Albany was horse racing mad in the late 19th and early 20th centuries. Around the time of the Civil War racing became hugely popular (it was at the same time the Saratoga Racetrack was established) in the north and continued for decades.
There had always been racing at county and town fairs. But by the 1870s racing came into the city. Both Western and Washington Avenues, beginning about Quail St. and west were referred to as “The Speedway” for horse drawn sleigh racing on the weekends in the winter. (There was a Speedway Hotel on the corner of Manning Blvd., the Klondike Hotel on the corner of North Allen and the Western Turnpike, and Carrick’s Hotel was on the corner of Madison Ave and West Lawrence.) In the summer there were trotter and pacers.
The Hurstville Track
But there was competition. The Hurstville race track (about where Mater Christi Church and school are today) was established in the mid-1860s. It was mostly a trotting track. Around it a picnic grove called “Pleasure Park” developed (the county fair was held at the location – then town of Bethlehem – in the 1870s.) The track was leased to the Island Park Association (a racing corporation) in the 1870s and early 1880s which improved the track and provided amenities; it ran mostly matinee races and weekend races in the summer. Racing continued until about 1900.
There was also a hotel close to the Park, on the corner of Krumkill Rd. and New Scotland Ave. It dated back to at least the 1840s, known then as the Log Tavern, then Tanner’s Hotel and later Hurst’s Hotel. It became a notorious “love nest” for politician’s trysts over the city line in the 1920s.
But Island Park was the Big Daddy of all local race tracks. Island Park was established in the late 1860s in Menands (now part of Colonie – then the town of Watervliet) on Breaker Island (which puts it wee bit south Port Schuyler). The track was on the east side of the Champlain Canal and sandwiched between the Canal and the River. It had larger purses, better horses and could be reached by horsecars from Albany, but the meets were shorter – usually no more than 3-5 days in – perhaps 3-4 meets a year. Still it drew great horses – like “American Girl”, the most well-known trotter of the late 1860s and early 1870s.

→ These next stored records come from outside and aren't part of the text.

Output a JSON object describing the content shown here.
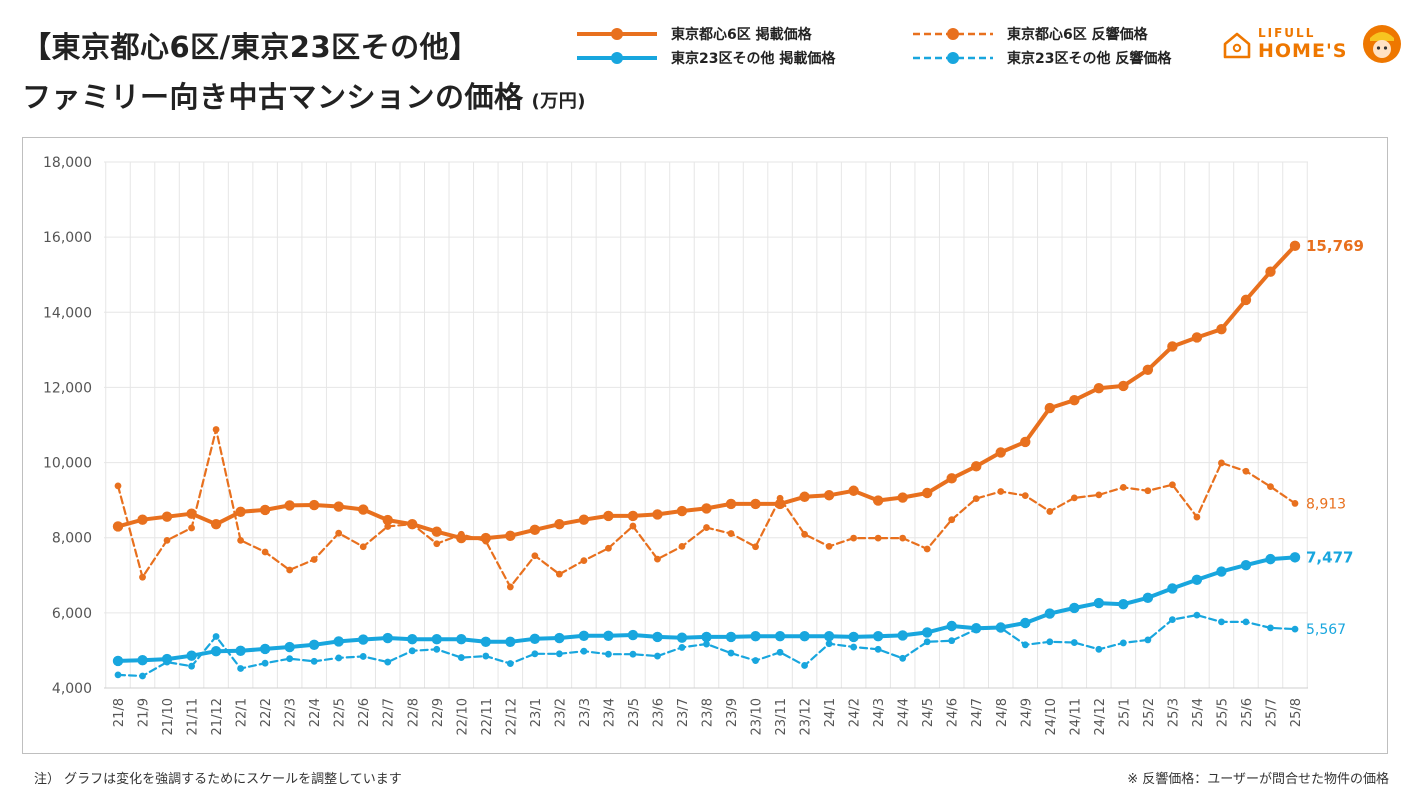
{
  "header": {
    "title_line1": "【東京都心6区/東京23区その他】",
    "title_line2": "ファミリー向き中古マンションの価格",
    "unit": "(万円)"
  },
  "legend": {
    "s1": "東京都心6区 掲載価格",
    "s2": "東京23区その他 掲載価格",
    "s3": "東京都心6区 反響価格",
    "s4": "東京23区その他 反響価格"
  },
  "logo": {
    "top": "LIFULL",
    "main": "HOME'S",
    "icon": "house-icon"
  },
  "notes": {
    "left": "注） グラフは変化を強調するためにスケールを調整しています",
    "right": "※ 反響価格：ユーザーが問合せた物件の価格"
  },
  "colors": {
    "orange": "#E8701E",
    "blue": "#18A6DE",
    "grid": "#e6e6e6"
  },
  "chart_data": {
    "type": "line",
    "ylim": [
      4000,
      18000
    ],
    "yticks": [
      "4,000",
      "6,000",
      "8,000",
      "10,000",
      "12,000",
      "14,000",
      "16,000",
      "18,000"
    ],
    "categories": [
      "21/8",
      "21/9",
      "21/10",
      "21/11",
      "21/12",
      "22/1",
      "22/2",
      "22/3",
      "22/4",
      "22/5",
      "22/6",
      "22/7",
      "22/8",
      "22/9",
      "22/10",
      "22/11",
      "22/12",
      "23/1",
      "23/2",
      "23/3",
      "23/4",
      "23/5",
      "23/6",
      "23/7",
      "23/8",
      "23/9",
      "23/10",
      "23/11",
      "23/12",
      "24/1",
      "24/2",
      "24/3",
      "24/4",
      "24/5",
      "24/6",
      "24/7",
      "24/8",
      "24/9",
      "24/10",
      "24/11",
      "24/12",
      "25/1",
      "25/2",
      "25/3",
      "25/4",
      "25/5",
      "25/6",
      "25/7",
      "25/8"
    ],
    "series": [
      {
        "name": "東京都心6区 掲載価格",
        "color": "#E8701E",
        "style": "solid",
        "end_label": "15,769",
        "values": [
          8300,
          8480,
          8560,
          8640,
          8360,
          8690,
          8740,
          8860,
          8870,
          8830,
          8750,
          8470,
          8360,
          8160,
          7990,
          7990,
          8050,
          8210,
          8360,
          8480,
          8580,
          8580,
          8620,
          8710,
          8780,
          8900,
          8900,
          8900,
          9090,
          9130,
          9250,
          8990,
          9070,
          9190,
          9580,
          9900,
          10270,
          10550,
          11450,
          11660,
          11980,
          12040,
          12470,
          13090,
          13330,
          13550,
          14330,
          15080,
          15769
        ]
      },
      {
        "name": "東京23区その他 掲載価格",
        "color": "#18A6DE",
        "style": "solid",
        "end_label": "7,477",
        "values": [
          4720,
          4740,
          4770,
          4860,
          4980,
          4990,
          5040,
          5090,
          5150,
          5240,
          5290,
          5330,
          5300,
          5300,
          5300,
          5230,
          5230,
          5310,
          5330,
          5390,
          5390,
          5410,
          5360,
          5340,
          5360,
          5360,
          5380,
          5380,
          5380,
          5380,
          5360,
          5380,
          5400,
          5480,
          5650,
          5590,
          5610,
          5730,
          5980,
          6130,
          6260,
          6230,
          6400,
          6650,
          6880,
          7100,
          7270,
          7430,
          7477
        ]
      },
      {
        "name": "東京都心6区 反響価格",
        "color": "#E8701E",
        "style": "dashed",
        "end_label": "8,913",
        "values": [
          9380,
          6950,
          7930,
          8260,
          10880,
          7930,
          7620,
          7140,
          7420,
          8120,
          7760,
          8300,
          8360,
          7840,
          8090,
          7910,
          6690,
          7520,
          7030,
          7390,
          7720,
          8310,
          7430,
          7770,
          8270,
          8110,
          7760,
          9050,
          8090,
          7770,
          7990,
          7990,
          7990,
          7700,
          8480,
          9040,
          9230,
          9120,
          8700,
          9060,
          9140,
          9340,
          9250,
          9410,
          8550,
          9990,
          9770,
          9360,
          8913
        ]
      },
      {
        "name": "東京23区その他 反響価格",
        "color": "#18A6DE",
        "style": "dashed",
        "end_label": "5,567",
        "values": [
          4350,
          4320,
          4690,
          4580,
          5370,
          4520,
          4660,
          4780,
          4710,
          4800,
          4840,
          4690,
          4990,
          5030,
          4810,
          4850,
          4650,
          4910,
          4910,
          4980,
          4900,
          4900,
          4850,
          5080,
          5170,
          4930,
          4730,
          4950,
          4600,
          5180,
          5090,
          5030,
          4790,
          5230,
          5260,
          5560,
          5600,
          5150,
          5230,
          5210,
          5030,
          5200,
          5280,
          5820,
          5940,
          5760,
          5760,
          5600,
          5567
        ]
      }
    ]
  }
}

Slowly the track improved. In the late 1870s a railroad bridge was installed – now horses could be shipped in from all over – they came from as far west as St. Louis and as far south as Kentucky.
In 1884 the Association came under the control of Erastus Corning, multi-millionaire local mogul and other very rich heavy hitters * who had a thing for racing – yes, but saw the corporation as a way to make money too. Or in track parlance.. an exacta.
Although pacers were raced it was primarily a trotting park. Island Park became part of the National Trotting Association and its meets became well- known as part of the national Grand Circuit for trotters. There were meets in the summer and fall with annual purses worth about $40,000. Two large hotels were built, Union Hotel and McDonald’s Hotel – the latter owned by the famed driver Alta McDonald. The stables could house as many as 300-400 horses. Island Park thrived. The Association made sure the new electric trolley ran to the track from all parts of the Capital District. Some of the best horses in the nation raced there, including “Major Delmar” said to be the fastest gelding alive in 1905. And then it all came to an end. We’re told that the racing stopped pretty much by 1909. The land was purchased by the D&H Railroad.
But never fear – Albany men DO love their horse racing. So a group of local men formed the Albany Driving Association in the early 1900s, bought a tract of land about where Albany Academy is today from a man named Wood and called the race track Woodlawn. There was racing for about 10 years, until about 1914. But the Association discovered it could make big bucks selling the land off to people who wanted to buy lots and build houses in the area that now includes Academy Rd. (then Highland Ave.) and west to about Forest Ave. (Fun Albany fact – we were told the bleachers for the original Albany Academy football field were part of the Woodlawn Park grandstand.)
By 1916 World War I was looming and thanks to Henry Ford almost anyone could own an automobile and make it up to Saratoga for the races.
*One of the shareholders in the Island Park Association was John Holland. He owned a legendary den of iniquity (bookmaking, billiards and booze) – the White House Café on the corner of James Steuben. We were told that Holland owned lots near Manning Blvd. where he stabled and exercised his jumping horses.